Review: 101 Ways To Win An Election
101 Ways To Win An Election, by Mark Pack and Edward Maxfield, Biteback Publishing, 308pp, £12.99, out now
A glimpse under the bonnet of political life in the 20th century won't wow you with the glamour of power – but it might help you get there in the end.
This is a book for those in it for the long haul. It's for those poor, poor individuals who have decided beyond all doubt that their sole purpose in life is to get elected, and stay elected, for as long as possible. Those seeking inspiration for the life political should look elsewhere. This is a book about winning – and everything that entails.
Everything? We all know that the struggle to win a campaign occasionally becomes something less than the high-minded exchange of ideals we might expect from watching The West Wing. Even Jed Bartlet was not afraid of the odd dirty trick here or there. For your ordinary wannabe MP, the Dark Arts of Politics are a force to be harnessed – but must be treated with care.
Ask any Conservative or Labour veteran which party is best at dirty tricks, and they will reply unhesitatingly: Liberal Democrat. Their perception might be skewed by the Lib Dems' habit of pulling off hard-fought by-election campaign victories (before 2010, at least). For the purposes of this book, though, it's got to be a good thing that its two authors, Mark Pack and Edward Maxfield, are both from Britain's third party. At the very beginning they regale us with a tale of an old mattress surreptitiously dragged around a city to create outrage, fuelling an election win. This receives high praise. "The old guard was thrown from power by a committed team that learned how to communicate with voters and how to galvanise them into action," the authors declare.
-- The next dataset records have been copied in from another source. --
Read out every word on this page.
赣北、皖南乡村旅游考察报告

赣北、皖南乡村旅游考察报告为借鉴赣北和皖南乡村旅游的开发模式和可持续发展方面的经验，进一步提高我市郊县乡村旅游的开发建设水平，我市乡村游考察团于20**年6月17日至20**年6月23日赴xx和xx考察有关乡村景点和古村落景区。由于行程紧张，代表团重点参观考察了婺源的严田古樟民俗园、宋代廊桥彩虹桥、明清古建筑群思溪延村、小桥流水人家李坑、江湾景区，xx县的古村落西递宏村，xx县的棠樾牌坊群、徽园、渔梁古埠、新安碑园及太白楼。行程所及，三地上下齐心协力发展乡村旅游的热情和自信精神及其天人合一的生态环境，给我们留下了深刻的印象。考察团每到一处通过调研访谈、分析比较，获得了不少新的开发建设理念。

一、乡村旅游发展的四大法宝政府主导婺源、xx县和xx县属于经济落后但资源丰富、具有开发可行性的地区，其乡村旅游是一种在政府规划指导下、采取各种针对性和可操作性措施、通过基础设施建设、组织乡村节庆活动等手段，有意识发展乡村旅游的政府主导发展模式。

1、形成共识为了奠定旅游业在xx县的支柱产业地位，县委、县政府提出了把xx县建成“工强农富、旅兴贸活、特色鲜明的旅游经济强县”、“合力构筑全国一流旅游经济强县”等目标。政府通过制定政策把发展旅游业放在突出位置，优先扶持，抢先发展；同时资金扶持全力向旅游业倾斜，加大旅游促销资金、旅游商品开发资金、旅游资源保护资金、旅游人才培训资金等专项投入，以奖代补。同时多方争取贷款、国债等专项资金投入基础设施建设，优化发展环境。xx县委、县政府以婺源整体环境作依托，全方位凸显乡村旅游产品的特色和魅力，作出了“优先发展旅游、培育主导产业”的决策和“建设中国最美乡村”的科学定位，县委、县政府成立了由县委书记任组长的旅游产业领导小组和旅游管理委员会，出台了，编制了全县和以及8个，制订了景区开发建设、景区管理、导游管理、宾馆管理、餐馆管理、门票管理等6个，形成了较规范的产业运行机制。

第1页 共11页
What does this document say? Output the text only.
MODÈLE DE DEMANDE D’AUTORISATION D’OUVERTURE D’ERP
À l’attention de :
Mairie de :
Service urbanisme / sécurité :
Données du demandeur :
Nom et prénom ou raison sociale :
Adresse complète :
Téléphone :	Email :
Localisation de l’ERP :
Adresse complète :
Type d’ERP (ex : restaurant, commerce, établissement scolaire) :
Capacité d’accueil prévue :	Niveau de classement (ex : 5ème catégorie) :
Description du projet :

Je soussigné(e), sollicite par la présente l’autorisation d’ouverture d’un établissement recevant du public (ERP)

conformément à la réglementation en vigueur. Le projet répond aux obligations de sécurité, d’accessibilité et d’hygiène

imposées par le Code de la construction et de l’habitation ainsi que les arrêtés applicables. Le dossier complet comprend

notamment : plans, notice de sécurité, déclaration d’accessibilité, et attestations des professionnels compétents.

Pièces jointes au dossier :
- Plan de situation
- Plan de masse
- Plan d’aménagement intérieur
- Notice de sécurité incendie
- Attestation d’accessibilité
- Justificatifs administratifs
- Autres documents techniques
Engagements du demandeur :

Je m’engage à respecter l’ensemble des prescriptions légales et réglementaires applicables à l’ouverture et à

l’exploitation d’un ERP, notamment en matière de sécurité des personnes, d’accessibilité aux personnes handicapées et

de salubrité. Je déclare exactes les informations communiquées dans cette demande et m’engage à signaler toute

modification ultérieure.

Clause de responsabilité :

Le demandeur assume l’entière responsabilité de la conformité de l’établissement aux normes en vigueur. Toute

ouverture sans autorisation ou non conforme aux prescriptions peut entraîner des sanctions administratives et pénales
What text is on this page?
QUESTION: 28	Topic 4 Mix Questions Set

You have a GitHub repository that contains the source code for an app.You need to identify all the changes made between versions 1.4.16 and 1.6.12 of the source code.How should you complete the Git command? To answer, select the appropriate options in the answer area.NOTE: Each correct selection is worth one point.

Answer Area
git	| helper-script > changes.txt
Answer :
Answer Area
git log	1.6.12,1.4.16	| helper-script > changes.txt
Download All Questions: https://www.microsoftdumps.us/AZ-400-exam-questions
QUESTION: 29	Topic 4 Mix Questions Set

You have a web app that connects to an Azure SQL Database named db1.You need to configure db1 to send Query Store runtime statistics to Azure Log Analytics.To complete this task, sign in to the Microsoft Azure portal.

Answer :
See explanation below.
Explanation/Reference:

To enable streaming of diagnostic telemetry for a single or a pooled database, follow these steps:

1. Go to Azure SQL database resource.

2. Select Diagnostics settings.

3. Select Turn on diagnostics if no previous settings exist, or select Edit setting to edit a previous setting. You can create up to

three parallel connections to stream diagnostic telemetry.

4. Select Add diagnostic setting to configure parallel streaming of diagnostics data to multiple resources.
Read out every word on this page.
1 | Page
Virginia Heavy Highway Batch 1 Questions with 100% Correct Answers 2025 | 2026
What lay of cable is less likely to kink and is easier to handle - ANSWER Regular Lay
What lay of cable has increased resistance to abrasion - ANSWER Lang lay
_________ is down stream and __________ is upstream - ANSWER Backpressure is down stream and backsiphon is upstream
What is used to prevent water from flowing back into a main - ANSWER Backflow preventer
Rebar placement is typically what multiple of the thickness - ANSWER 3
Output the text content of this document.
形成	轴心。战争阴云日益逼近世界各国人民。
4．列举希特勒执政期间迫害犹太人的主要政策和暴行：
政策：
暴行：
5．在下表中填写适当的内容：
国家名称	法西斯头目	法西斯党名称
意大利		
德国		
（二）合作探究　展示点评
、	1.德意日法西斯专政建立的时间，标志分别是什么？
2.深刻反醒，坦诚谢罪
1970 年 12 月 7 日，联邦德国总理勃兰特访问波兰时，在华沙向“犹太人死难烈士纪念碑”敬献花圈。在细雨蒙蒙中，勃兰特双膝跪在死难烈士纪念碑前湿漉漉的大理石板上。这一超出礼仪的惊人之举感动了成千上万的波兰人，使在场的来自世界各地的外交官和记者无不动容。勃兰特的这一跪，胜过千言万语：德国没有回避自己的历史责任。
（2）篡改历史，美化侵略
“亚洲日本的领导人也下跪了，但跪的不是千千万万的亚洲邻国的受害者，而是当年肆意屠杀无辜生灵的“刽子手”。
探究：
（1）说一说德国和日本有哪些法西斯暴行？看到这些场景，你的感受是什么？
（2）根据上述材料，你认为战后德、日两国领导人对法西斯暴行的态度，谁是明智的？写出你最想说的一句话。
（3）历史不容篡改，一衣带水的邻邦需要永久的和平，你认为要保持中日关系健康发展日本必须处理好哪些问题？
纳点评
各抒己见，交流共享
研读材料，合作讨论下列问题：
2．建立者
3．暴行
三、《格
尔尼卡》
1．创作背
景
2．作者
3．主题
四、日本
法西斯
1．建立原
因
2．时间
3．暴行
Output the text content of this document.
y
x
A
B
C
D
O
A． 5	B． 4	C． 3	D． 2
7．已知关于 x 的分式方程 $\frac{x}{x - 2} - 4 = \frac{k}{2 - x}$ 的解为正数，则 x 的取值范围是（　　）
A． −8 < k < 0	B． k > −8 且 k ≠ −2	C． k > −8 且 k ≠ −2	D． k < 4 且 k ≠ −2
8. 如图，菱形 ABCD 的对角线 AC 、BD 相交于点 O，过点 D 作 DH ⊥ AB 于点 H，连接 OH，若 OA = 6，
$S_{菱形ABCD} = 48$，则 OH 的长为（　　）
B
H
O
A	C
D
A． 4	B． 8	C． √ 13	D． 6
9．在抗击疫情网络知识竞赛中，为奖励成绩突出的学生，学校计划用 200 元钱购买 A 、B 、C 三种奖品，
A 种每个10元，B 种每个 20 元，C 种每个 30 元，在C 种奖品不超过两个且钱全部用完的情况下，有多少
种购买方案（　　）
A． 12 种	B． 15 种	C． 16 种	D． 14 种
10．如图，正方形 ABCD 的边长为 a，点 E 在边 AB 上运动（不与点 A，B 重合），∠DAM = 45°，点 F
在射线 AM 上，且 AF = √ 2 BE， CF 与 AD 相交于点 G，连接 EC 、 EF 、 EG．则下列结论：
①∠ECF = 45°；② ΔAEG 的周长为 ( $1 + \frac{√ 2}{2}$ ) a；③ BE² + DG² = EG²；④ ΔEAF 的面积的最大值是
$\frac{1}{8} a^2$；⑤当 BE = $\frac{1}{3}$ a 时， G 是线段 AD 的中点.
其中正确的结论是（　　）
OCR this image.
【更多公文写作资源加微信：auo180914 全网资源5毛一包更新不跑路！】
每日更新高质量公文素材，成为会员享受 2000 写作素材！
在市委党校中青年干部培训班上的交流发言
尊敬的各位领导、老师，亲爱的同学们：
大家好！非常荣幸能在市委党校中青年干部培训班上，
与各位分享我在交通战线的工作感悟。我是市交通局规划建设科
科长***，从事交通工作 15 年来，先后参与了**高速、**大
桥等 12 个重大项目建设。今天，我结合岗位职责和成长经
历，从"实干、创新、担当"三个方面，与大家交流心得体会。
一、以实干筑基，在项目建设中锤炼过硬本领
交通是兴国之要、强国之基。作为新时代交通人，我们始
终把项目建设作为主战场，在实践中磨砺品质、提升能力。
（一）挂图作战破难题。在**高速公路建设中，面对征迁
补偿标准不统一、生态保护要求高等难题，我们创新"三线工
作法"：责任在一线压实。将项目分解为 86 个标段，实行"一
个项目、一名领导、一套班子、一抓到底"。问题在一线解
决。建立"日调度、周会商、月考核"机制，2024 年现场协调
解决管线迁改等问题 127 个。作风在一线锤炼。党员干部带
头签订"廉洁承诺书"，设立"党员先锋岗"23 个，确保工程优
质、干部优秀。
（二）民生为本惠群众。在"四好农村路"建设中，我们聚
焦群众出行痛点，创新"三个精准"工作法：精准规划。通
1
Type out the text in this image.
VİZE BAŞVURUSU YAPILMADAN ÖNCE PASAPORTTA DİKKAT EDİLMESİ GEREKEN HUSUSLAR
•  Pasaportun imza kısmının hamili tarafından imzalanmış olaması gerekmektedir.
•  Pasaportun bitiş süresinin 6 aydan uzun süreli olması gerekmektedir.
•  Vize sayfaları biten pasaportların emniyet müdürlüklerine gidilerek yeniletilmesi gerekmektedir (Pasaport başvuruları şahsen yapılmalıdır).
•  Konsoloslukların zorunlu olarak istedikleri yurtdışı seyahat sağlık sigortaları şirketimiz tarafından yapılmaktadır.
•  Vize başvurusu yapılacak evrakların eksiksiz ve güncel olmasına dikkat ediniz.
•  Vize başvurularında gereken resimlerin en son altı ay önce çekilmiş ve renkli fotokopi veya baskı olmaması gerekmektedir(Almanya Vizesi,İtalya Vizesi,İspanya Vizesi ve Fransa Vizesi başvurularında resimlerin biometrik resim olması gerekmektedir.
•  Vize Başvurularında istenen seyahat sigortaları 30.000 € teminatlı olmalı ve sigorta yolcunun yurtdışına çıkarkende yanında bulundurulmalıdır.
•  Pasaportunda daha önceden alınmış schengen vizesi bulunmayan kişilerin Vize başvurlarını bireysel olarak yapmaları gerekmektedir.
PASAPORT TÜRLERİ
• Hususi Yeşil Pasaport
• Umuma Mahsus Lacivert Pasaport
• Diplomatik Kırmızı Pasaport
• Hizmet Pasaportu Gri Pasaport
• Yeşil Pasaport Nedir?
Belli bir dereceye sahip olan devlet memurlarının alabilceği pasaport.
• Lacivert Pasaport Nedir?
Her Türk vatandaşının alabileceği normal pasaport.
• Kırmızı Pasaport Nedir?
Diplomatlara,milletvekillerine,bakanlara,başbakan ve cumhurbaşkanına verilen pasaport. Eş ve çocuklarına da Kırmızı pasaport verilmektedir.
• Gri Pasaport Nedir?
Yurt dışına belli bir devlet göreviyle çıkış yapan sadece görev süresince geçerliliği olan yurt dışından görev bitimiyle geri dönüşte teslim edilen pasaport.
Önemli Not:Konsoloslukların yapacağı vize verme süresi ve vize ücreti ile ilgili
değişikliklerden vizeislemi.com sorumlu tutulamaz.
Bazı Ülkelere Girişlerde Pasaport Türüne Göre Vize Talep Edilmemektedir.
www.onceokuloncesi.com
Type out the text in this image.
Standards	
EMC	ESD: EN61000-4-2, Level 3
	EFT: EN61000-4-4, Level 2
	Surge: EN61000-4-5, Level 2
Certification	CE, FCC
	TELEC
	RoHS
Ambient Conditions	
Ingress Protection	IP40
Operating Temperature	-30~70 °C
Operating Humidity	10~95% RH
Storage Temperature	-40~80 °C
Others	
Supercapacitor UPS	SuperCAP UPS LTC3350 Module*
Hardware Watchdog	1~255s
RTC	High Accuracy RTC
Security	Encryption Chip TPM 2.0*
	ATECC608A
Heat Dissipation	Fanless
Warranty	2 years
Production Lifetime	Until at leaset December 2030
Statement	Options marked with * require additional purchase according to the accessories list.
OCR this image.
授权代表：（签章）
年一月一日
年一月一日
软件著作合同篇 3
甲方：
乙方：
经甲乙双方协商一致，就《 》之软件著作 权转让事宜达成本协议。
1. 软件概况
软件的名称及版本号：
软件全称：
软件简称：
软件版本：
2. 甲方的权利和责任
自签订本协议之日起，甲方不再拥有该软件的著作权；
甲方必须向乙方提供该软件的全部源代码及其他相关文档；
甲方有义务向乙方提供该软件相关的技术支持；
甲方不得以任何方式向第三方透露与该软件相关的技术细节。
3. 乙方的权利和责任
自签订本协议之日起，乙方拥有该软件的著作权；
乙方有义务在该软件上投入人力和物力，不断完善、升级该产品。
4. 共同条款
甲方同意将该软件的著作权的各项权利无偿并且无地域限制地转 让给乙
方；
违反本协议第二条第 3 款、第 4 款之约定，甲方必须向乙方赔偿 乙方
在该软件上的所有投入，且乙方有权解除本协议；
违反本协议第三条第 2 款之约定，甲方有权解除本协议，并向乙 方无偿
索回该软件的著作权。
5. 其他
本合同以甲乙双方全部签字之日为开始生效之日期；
Any ordinary punter would be appalled that such duplicitous, deceitful, dishonest methods were used to seize power. But they aren't the audience, are they? Just as Pack and Maxfield know the tricks of the trade when it comes to communicating with their audiences, so they apply those tricks in this book.
The reality is that, when it comes to electioneering, there is a fine line between the unacceptable and the legitimate. Judging that boundary is perhaps the hardest part of any campaign. A shame, then, that it is not directly addressed here. Instead ground rules are provided for dealing with negative campaigning, for manipulating voters' minds, for lobbying, and dealing with difficult people, and all the other aspects of political mind games. The style is snappy and easy to digest, but the net effect is it provides a grammar of electioneering – a framework around which hard-fought campaigns can be won.
Unfortunately winning elections is mostly a lot of hard work. Inbetween an opening section on the importance of the message, which raises some interesting dilemmas about personality and politics, and a final catch-all self-help section on keeping positive, the bulk of the book is itself a bit of a slog. Winning elections is about analysing data, and managing a team, and raising money, and employing every method under the sun to communicate your message. It involves a lot of commitment.
If you need to get elected you've come to the right place. The path ahead is a daunting one: chapters headed 'data is your organisational lifeblood' and 'modelling and pools' are a case in point – but if you can digest every helpful hint Pack and Maxfield offer, you know you're both committed AND well on your way.